By Stephen Gossett in News on Jan 12, 2017 8:29PM

Chicago is a hopeless, criminal hellhole. Or at least that’s the view one might take away if he or she only saw context-free news segments, or looked only as far as the crime stats in Donald Trump’s tweet, or took loathsome reader letters published in the Tribune at face value.

The University of Chicago referenced two of those points in a letter recently sent from the admissions department to student tour guides offering a cash prize for clever ideas to combat the “negative perception” that could scare off prospective students and/or their parents.

In an email obtained by UChicago student newspaper The Chicago Maroon, Assistant Director of Admissions Colleen Belak details the effort, and $500 prize being offered:

“If you’ve paid attention to the national news (or Donald Trump’s tweets) over the last few months, you’ll notice that the city of Chicago is often painted with a broad brush as an ‘unsafe’ or ‘scary’ place to reside. Of course, certain realities should not be ignored, but at the end of the day most of us are proud Chicago residents with a deep love of the city.

With that spirit in mind, we have an opportunity for you to win some money—$500 to be exact. If you are able to come up with a creative way to approach this negative perception, be it a video series, blog post, photo, or something else (and better) entirely… Keep in mind that the audience is a high school student and his/her family.”

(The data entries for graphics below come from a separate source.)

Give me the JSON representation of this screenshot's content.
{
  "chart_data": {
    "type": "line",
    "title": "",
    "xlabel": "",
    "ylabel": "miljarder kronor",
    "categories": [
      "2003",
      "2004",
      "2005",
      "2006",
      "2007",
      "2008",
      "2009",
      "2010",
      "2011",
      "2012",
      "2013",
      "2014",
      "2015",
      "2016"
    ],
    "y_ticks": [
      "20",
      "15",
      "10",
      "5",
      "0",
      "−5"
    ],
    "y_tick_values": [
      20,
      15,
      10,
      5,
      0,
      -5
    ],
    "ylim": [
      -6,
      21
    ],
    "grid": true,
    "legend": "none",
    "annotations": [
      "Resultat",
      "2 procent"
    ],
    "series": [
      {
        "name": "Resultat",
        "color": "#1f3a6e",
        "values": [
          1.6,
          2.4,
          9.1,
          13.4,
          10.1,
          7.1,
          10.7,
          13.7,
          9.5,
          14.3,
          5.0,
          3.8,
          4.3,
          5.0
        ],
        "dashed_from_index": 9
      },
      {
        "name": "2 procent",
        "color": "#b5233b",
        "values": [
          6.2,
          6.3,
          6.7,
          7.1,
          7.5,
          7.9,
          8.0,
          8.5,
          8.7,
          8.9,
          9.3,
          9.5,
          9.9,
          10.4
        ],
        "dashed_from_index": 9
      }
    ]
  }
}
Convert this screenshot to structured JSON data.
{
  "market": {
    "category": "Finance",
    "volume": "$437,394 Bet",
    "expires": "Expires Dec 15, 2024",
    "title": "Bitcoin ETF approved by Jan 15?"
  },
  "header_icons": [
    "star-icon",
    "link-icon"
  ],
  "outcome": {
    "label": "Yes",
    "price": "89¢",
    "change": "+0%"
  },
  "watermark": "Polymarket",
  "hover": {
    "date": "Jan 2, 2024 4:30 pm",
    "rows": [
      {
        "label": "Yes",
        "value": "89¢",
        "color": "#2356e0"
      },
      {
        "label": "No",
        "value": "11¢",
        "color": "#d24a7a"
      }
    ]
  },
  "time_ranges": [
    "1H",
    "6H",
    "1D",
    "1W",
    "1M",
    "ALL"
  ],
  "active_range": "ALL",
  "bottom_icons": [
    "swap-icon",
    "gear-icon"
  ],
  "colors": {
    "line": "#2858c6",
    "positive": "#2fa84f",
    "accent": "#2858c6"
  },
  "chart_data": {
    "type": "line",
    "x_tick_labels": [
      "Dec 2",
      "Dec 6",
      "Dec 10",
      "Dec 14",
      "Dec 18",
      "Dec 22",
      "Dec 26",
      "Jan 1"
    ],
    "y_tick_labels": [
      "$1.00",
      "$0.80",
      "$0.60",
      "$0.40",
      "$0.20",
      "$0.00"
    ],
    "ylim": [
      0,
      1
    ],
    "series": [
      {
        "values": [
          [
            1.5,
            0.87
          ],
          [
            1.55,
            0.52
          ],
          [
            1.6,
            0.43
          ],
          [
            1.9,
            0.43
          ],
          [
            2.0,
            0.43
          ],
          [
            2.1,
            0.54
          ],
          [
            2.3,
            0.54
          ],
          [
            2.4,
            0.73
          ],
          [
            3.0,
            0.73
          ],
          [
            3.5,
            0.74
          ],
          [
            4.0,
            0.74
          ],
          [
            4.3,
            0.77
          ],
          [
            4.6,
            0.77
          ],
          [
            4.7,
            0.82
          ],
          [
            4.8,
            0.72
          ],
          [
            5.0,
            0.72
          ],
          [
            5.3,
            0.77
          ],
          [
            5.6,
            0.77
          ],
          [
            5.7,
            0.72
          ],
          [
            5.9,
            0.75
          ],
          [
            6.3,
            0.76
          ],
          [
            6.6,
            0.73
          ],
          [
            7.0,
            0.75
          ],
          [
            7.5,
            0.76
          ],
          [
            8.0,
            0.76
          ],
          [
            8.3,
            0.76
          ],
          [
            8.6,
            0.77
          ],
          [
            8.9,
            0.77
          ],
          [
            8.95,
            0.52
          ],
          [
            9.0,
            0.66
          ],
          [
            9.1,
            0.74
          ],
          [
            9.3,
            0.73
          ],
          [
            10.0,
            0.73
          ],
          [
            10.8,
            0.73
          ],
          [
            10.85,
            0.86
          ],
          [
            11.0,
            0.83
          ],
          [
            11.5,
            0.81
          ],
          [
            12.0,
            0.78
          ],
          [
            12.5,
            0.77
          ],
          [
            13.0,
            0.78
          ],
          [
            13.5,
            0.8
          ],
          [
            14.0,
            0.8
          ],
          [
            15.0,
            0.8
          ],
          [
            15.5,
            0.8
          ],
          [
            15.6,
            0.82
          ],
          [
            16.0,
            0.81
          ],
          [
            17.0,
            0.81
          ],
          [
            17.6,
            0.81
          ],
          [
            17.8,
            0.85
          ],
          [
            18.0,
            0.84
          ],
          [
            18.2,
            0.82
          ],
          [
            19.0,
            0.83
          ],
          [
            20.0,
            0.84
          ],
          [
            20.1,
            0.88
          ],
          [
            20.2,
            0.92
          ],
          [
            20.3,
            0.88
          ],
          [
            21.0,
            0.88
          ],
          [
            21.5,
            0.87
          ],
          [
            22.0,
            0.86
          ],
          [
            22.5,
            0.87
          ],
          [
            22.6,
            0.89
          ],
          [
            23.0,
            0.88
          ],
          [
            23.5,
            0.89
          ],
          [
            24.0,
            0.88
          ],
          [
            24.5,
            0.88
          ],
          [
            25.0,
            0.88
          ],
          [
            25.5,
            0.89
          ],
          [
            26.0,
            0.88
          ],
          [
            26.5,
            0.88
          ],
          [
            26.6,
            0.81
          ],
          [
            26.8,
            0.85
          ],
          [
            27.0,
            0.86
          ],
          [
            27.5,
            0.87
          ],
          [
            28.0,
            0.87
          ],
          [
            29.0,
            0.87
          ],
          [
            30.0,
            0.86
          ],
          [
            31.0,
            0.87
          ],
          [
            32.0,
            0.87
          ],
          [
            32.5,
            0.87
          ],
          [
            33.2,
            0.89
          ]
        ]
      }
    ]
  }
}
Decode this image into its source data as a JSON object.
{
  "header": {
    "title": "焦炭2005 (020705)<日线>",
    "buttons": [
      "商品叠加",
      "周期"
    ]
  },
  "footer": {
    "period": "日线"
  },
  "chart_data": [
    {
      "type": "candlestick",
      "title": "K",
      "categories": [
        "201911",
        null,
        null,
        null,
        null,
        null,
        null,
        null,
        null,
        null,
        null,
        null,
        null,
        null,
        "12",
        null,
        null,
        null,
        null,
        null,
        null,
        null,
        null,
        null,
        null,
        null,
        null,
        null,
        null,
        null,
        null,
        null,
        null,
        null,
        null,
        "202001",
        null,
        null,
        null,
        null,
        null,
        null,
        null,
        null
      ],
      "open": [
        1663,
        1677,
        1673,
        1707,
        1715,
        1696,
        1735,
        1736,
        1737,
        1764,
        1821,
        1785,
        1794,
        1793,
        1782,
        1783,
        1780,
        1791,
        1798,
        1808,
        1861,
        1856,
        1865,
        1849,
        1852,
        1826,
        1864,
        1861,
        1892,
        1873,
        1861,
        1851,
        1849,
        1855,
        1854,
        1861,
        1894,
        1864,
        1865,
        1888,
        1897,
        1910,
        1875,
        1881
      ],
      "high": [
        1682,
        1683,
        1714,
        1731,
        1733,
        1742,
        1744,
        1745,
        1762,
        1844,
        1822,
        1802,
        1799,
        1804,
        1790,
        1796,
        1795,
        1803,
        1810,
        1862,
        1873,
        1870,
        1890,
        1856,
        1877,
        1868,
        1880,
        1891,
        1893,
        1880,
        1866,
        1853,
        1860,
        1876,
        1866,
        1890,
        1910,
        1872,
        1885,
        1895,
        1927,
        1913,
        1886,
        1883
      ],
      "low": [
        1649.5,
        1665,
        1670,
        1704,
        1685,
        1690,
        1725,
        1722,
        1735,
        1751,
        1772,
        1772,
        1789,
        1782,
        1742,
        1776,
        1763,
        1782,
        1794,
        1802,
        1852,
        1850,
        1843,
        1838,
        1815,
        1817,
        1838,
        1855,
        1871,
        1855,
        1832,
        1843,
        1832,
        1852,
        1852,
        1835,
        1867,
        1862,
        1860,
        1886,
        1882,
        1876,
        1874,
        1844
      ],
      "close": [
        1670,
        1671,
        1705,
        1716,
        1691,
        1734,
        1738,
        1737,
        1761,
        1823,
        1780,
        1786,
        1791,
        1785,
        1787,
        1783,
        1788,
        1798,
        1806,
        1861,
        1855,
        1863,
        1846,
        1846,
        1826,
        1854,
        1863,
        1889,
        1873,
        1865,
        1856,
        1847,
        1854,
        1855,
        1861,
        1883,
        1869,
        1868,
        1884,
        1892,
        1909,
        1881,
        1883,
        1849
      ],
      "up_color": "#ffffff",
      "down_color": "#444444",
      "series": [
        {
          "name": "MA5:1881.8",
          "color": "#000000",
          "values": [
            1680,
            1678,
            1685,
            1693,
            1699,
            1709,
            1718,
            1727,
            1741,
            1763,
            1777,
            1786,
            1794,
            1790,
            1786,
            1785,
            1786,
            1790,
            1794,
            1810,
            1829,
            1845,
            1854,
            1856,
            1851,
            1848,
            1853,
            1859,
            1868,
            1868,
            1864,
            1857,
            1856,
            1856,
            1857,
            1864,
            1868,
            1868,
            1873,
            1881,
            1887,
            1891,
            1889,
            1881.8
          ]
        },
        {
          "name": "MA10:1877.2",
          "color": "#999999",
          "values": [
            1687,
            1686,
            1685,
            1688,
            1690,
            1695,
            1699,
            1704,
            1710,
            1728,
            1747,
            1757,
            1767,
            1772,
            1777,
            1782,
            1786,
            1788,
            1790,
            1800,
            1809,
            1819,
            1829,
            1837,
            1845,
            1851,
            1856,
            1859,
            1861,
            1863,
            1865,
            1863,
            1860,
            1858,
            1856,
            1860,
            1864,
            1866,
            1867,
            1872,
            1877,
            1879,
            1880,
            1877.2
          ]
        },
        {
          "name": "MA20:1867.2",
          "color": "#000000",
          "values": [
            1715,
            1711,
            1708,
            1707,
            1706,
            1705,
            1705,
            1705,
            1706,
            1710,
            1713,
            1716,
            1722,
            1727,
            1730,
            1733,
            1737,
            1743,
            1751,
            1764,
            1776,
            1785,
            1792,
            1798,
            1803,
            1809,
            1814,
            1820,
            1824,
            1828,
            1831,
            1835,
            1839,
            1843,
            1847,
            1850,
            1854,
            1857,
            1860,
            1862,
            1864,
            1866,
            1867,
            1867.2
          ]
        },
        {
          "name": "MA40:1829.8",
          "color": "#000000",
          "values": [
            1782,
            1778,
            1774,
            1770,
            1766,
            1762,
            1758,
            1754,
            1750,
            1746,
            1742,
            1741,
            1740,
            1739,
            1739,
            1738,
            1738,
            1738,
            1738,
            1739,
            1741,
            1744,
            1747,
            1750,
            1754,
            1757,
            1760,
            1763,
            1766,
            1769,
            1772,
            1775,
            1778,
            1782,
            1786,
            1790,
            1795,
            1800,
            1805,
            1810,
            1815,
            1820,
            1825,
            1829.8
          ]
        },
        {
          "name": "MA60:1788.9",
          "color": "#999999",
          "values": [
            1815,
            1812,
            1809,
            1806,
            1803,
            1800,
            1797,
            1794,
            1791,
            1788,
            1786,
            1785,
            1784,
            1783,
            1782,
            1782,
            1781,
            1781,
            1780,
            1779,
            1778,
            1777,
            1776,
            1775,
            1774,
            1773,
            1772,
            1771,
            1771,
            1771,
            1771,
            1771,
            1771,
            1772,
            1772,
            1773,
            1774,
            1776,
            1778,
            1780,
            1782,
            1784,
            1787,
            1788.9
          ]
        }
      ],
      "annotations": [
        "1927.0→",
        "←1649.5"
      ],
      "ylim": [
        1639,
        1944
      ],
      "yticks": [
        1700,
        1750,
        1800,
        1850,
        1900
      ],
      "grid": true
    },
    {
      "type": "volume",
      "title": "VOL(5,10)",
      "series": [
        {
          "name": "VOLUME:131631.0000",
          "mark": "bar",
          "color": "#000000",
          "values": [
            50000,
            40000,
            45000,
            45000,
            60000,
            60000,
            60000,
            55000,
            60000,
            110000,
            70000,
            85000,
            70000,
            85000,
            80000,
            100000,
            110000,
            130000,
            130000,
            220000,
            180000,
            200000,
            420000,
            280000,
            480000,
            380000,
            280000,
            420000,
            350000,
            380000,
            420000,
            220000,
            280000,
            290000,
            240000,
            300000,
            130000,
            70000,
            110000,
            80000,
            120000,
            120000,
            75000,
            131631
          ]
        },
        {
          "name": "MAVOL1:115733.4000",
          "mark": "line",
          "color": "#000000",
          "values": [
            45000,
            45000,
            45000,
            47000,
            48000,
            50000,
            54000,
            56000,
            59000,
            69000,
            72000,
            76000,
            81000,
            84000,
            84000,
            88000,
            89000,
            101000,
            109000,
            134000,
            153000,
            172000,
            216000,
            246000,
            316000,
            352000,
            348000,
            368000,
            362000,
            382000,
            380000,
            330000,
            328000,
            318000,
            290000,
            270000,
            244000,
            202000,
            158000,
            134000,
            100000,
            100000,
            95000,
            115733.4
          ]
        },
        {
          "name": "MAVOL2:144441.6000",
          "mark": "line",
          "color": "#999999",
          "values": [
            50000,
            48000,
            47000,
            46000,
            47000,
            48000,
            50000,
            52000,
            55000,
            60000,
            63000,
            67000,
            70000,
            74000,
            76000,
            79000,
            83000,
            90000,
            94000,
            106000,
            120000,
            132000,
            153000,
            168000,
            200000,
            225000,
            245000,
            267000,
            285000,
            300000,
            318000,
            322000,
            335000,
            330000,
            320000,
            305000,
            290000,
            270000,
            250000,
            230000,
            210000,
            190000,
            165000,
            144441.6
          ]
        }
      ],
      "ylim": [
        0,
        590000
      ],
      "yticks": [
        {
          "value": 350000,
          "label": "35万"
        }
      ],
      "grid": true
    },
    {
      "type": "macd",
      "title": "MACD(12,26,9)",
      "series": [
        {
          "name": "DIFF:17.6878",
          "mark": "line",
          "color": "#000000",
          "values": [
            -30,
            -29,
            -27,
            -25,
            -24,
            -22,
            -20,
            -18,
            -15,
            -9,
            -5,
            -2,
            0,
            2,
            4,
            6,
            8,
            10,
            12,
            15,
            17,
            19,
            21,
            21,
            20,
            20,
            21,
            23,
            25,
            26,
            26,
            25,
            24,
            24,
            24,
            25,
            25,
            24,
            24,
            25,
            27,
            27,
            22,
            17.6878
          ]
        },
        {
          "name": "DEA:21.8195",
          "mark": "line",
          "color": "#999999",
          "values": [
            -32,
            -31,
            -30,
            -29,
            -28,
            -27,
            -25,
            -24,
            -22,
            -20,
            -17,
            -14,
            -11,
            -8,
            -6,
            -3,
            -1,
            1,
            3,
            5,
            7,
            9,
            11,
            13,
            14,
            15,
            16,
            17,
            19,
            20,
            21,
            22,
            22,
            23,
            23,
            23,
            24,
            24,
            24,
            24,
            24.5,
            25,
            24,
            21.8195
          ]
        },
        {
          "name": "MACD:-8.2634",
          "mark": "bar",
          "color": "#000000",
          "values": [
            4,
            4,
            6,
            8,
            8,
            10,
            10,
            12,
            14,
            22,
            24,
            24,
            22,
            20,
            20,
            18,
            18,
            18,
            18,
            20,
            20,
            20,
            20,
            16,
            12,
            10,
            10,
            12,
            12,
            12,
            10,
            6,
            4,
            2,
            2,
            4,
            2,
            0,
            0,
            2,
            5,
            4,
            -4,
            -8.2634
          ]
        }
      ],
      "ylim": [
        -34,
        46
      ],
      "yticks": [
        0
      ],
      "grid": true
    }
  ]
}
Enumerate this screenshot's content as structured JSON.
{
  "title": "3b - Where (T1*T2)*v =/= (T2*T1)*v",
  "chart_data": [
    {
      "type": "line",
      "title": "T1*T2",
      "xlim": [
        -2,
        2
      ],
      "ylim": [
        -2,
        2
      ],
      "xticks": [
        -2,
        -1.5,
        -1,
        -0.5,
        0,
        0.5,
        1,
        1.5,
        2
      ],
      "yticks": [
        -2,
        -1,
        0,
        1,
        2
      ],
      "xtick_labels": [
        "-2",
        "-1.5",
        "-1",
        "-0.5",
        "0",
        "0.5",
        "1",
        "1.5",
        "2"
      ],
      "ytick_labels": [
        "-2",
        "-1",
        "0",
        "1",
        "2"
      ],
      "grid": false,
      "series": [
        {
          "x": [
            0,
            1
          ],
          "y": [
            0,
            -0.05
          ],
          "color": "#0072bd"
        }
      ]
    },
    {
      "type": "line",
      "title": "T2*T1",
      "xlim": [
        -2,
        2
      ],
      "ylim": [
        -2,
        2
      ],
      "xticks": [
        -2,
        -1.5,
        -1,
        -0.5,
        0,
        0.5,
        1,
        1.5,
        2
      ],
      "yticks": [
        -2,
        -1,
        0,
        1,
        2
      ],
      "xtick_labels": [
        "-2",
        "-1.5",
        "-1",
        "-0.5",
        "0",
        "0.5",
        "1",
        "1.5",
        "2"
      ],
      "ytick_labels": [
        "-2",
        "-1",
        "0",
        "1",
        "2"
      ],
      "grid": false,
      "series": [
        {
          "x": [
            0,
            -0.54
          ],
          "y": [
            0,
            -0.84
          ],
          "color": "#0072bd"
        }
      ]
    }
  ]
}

The email is exactly the sort of thing—unlike UChicago’s safe space stance—that riles up conservative quarters. Indeed, a Fox News article characterized it as a reward to “downplay” Chicago’s “violence epidemic.” But Hyde Park, where the University of Chicago has its main campus, is generally one of the safer neighborhoods. As the Maroon noted, the neighborhood is ranked 52nd out of 77 in terms of violent crime; and according to Tribune data, the area averaged only .5 violent crimes per 1000 people over the last 30-day period.

Of course, Chicago did just log its most violent year in nearly two decades, but the email also doesn't turn a blind eye to the fact. ("Of course, certain realities should not be ignored...")

A request for comment to the university's Assistant Vice President of Communications was not immediately returned.